Dr Green said: “Because primary bone cancer spreads so fast to other parts of the body, it’s very important to solve exactly why this happens.
“We developed new technology to isolate circulating tumour cells in the blood of patients. These cells are critical for scientific study because they effectively carry out the metastatic process. This was extremely challenging because there is only one such cell per billion normal blood cells – it took over a year to develop but we cracked it.
“It was also challenging because most studies investigating circulating tumour cells are performed in common adult cancers where the methods significantly differ because the cancer biology is so different.
“Osteosarcoma is a less common sarcoma cancer so we had to start from scratch to not only find these cells in the first place, but to keep them alive so we could profile their gene expression.”
After profiling tumours, circulating tumour cells (CTCs) and metastatic tumours from patient donors, they were able to identify a potential driver for metastasis – known as MMP9.
Dr Green said: “This driver that we identified is well known in cancer, but it is also considered ‘un-druggable’ because the cancer quickly becomes resistant to treatment, or it finds a way to escape being targeted.
“So we thought we would try something a bit clever and find the ‘master regulator’ of MMP9 so that we could ‘action’ the ‘un-actionable’.”
The team began collaborating with researchers at the University of Manchester who were working on the proposed master regulator of MMP9 - MAPK7 - in several cancers using mouse models including osteosarcoma.
Together, they engineered human osteosarcoma cells to contain a silenced version of MAPK7. They found that when these cells were put into mice, the primary tumour grew much more slowly. Importantly, it didn’t spread to the lungs – even when the tumours were left to grow for a long time.
“This is really important because not only do we now have a gene pathway associated with metastasis, we know that removing this gene pathway actually stops cancer spread in a live animal. And we also know how and why this is happening - through hijacking the immune system.
“The next step already gearing up to take place is to silence this pathway in treatment form, now that we have shown how critical this pathway is.
“If these findings are effective in clinical trials, it would no doubt save lives and improve quality of life because the treatment should be much kinder, compared to the gruelling chemotherapy and life changing limb amputation that patients receive today.”
Senior author Dr Katherine Finegan from the University of Manchester said: “It has been great to work together with Darrell and the team at UEA. This is the first output from a new co-operative we have set up to tackle the significant unmet need that is finding an effective treatment once osteosarcoma has spread. This co-operative called OMeNet brings together researchers from across the UK to cohesively study the spread of osteosarcoma and expedite the discovery of new treatments.

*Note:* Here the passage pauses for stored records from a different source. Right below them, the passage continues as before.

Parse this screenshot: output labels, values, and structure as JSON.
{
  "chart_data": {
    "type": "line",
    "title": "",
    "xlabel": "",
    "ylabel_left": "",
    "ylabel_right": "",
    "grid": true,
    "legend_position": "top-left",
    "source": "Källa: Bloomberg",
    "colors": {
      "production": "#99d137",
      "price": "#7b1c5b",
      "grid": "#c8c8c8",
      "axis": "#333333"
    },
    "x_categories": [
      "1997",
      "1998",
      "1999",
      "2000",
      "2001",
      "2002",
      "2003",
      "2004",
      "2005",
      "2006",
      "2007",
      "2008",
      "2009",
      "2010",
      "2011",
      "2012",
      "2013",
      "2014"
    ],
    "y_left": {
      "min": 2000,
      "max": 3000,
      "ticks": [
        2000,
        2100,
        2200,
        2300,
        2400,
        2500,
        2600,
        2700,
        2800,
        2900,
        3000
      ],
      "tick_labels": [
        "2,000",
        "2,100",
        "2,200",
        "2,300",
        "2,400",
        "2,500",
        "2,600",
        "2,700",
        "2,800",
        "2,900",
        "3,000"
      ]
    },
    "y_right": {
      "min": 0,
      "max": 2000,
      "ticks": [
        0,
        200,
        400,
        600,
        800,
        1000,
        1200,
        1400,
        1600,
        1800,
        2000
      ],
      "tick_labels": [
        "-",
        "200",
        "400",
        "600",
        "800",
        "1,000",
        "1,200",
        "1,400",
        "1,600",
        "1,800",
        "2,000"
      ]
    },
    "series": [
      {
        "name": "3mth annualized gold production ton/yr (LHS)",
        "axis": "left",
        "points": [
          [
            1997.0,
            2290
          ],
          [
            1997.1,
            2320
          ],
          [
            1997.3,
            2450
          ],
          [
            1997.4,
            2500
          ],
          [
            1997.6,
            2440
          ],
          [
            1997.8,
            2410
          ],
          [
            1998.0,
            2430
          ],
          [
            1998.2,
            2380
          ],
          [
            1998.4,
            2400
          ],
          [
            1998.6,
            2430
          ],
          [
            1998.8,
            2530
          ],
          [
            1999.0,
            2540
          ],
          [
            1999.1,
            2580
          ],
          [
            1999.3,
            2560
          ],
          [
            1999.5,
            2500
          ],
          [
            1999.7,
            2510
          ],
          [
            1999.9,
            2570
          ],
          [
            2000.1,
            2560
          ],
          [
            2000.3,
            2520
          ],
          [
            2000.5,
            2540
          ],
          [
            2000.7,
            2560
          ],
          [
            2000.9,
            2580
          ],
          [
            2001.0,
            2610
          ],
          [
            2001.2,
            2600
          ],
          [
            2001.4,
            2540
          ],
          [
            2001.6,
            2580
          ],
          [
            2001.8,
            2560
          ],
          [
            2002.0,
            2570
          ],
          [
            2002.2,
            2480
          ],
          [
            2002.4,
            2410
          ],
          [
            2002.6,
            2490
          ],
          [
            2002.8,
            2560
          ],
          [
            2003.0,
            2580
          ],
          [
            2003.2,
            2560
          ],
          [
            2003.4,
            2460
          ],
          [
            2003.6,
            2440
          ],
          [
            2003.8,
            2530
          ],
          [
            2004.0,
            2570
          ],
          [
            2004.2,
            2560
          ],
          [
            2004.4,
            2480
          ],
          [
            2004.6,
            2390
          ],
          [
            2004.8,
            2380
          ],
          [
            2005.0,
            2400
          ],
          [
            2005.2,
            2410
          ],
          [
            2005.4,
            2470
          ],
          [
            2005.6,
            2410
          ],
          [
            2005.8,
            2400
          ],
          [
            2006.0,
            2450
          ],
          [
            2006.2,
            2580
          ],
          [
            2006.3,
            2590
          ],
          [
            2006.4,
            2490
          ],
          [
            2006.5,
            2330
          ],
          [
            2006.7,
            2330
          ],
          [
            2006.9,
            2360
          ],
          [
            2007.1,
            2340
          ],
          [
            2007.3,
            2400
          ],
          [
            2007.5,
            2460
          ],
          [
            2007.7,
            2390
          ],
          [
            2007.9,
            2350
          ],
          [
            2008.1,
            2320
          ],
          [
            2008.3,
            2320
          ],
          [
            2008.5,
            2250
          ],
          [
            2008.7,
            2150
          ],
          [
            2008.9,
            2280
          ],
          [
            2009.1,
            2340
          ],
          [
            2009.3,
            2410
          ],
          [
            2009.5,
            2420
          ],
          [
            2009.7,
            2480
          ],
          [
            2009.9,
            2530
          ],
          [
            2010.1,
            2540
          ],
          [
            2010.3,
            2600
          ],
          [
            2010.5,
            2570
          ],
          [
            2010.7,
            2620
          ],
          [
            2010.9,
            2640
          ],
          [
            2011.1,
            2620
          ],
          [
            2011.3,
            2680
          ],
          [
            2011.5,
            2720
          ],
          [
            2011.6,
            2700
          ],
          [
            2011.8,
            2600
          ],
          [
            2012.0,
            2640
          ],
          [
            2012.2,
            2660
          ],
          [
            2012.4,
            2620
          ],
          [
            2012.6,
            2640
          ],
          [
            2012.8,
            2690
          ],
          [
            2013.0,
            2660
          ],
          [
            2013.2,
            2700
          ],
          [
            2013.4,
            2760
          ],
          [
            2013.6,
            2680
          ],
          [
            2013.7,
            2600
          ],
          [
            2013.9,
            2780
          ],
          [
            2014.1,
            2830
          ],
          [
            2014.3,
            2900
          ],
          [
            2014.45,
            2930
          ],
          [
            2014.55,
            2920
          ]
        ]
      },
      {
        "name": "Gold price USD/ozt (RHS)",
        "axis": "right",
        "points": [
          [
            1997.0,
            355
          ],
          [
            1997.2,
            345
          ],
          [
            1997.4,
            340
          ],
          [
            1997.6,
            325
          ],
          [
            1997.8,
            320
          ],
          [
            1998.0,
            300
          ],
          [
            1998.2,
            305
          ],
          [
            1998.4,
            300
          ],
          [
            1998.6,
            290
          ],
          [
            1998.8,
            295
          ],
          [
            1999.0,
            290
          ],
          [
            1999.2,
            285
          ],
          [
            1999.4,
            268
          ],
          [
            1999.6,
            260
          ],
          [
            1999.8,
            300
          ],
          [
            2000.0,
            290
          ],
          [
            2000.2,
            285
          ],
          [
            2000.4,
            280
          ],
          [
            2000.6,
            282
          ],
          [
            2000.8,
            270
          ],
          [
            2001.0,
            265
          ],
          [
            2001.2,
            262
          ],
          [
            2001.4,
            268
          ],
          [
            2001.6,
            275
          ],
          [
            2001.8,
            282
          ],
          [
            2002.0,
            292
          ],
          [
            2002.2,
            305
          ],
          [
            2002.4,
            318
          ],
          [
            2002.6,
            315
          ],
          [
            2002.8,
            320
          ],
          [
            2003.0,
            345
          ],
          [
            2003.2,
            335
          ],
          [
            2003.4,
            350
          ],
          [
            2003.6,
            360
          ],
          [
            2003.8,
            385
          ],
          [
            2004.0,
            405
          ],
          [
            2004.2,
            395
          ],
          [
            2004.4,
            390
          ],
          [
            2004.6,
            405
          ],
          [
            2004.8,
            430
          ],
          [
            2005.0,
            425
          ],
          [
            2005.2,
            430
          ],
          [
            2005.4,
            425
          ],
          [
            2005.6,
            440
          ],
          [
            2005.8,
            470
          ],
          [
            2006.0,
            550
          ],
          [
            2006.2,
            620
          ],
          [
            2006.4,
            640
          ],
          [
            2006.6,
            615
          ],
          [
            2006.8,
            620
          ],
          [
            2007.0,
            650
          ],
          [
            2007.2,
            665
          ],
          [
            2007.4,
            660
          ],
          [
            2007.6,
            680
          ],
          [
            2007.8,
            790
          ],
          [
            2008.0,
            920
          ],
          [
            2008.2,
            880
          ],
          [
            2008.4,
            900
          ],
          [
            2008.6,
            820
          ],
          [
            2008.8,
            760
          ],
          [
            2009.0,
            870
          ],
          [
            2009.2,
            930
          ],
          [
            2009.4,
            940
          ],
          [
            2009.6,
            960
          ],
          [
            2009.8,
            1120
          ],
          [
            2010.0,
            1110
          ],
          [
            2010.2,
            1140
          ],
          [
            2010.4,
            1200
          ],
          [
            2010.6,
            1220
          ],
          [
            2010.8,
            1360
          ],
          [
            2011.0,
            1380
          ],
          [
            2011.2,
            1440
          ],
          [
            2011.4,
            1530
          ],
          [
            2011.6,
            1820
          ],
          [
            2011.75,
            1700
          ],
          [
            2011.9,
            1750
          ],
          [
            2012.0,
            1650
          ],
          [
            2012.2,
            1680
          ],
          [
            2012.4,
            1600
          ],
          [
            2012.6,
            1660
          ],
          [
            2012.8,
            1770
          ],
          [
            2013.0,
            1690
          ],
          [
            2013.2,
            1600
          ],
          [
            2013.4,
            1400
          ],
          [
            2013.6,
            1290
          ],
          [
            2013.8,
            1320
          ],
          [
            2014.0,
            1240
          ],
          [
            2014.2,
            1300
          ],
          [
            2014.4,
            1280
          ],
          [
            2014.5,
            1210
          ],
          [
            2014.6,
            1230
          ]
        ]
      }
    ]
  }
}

“Using Darrell’s genetic insights from patient material, we were able to validate their work in models of primary bone cancer. As a result, we have highlighted a potential new way to treat metastatic bone cancer by targeting a key protein that promotes metastases: MAPK7. This work has uncovered a novel treatment option for osteosarcoma, something we have not had for the last 40 years.
“In the Finegan lab we are already in the process of developing new drugs against MAPK7, which we hope to implement for the benefit of primary bone cancer patients in the future.
“We would also like to thank the charity Friends of Rosie who funded the work in the Manchester lab and support childhood cancer research here in the North West.”
The research was led by UEA in collaboration with the University of Manchester, the Earlham Institute, the Royal Orthopaedic Hospital in Birmingham, the Royal Papworth Hospital in Cambridge, Epistem Limited, the University of Sydney, the Norfolk and Norwich University Hospital.